Lactobacillus acidophilus ameliorates H. pylori-induced gastric inflammation by inactivating the Smad7 and NFkappaB pathways
Yao-Jong Yang, Ching-Chun Chuang, Hsiao-Bai Yang, Cheng-Chan Lu and Bor-Shyang Sheu
BMC Microbiology 2012, 12:38 doi:10.1186/1471-2180-12-38
Published: 19 March 2012
H. pylori infection may trigger Smad7 and NFkappaB expression in the stomach, whereas probiotics promote gastrointestinal health and improve intestinal inflammation caused by pathogens. This study examines if probiotics can improve H. pylori-induced gastric inflammation by inactivating the Smad7 and NFkappaB pathways.
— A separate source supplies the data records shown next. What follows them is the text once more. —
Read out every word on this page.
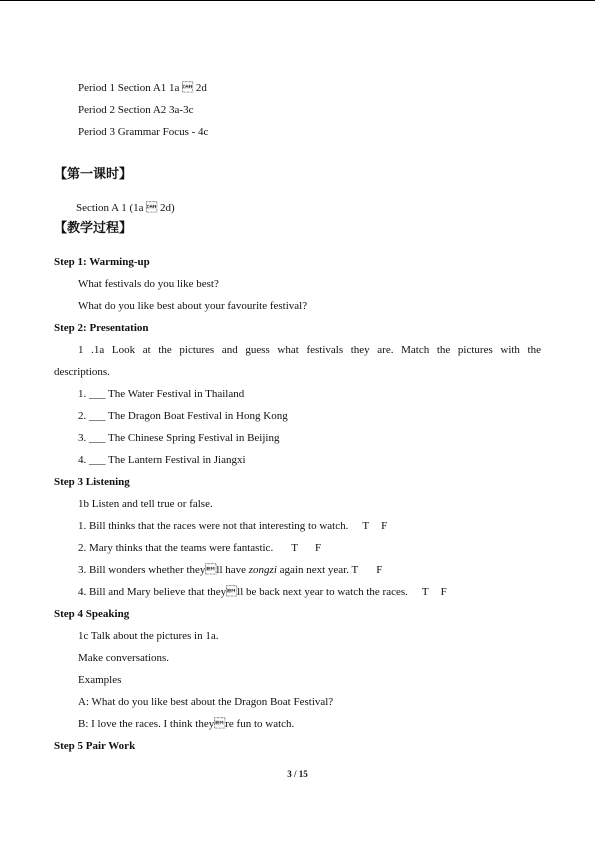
Period 1 Section A1 1a  2d
Period 2 Section A2 3a-3c
Period 3 Grammar Focus - 4c
【第一课时】
Section A 1 (1a  2d)
【教学过程】
Step 1: Warming-up
What festivals do you like best?
What do you like best about your favourite festival?
Step 2: Presentation
1 .1a Look at the pictures and guess what festivals they are. Match the pictures with the
descriptions.
1. ___ The Water Festival in Thailand
2. ___ The Dragon Boat Festival in Hong Kong
3. ___ The Chinese Spring Festival in Beijing
4. ___ The Lantern Festival in Jiangxi
Step 3 Listening
1b Listen and tell true or false.
1. Bill thinks that the races were not that interesting to watch. T F
2. Mary thinks that the teams were fantastic. T F
3. Bill wonders whether theyll have zongzi again next year. T F
4. Bill and Mary believe that theyll be back next year to watch the races. T F
Step 4 Speaking
1c Talk about the pictures in 1a.
Make conversations.
Examples
A: What do you like best about the Dragon Boat Festival?
B: I love the races. I think theyre fun to watch.
Step 5 Pair Work
3 / 15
Challenge with H. pylori increased IL-8 and TNF-alpha expressions but not TGF-beta1 in MKN45 cells. The RNA levels of Smad7 in AGS cells increased after H. pylori infection in a dose-dependent manner. A higher dose (MOI 100) of L. acidophilus pre-treatment attenuated the H. pylori-induced IL-8 expressions, but not TGF-beta1. Such anti-inflammatory effect was mediated via increased cytoplasmic IkappaBalpha and depletion of nuclear NFkappaB. L. acidophilus also inhibited H. pylori-induced Smad7 transcription by inactivating the Jak1 and Stat1 pathways, which might activate the TGF-beta1/Smad pathway. L. acidophilus pre-treatment ameliorated IFN-gamma-induced Smad7 translation level and subsequently reduced nuclear NF-kappaB production, as detected by western blotting.
H. pylori infection induces Smad7, NFkappaB, IL-8, and TNF-alpha production in vitro. Higher doses of L. acidophilus pre-treatment reduce H. pylori-induced inflammation through the inactivation of the Smad7 and NFkappaB pathways.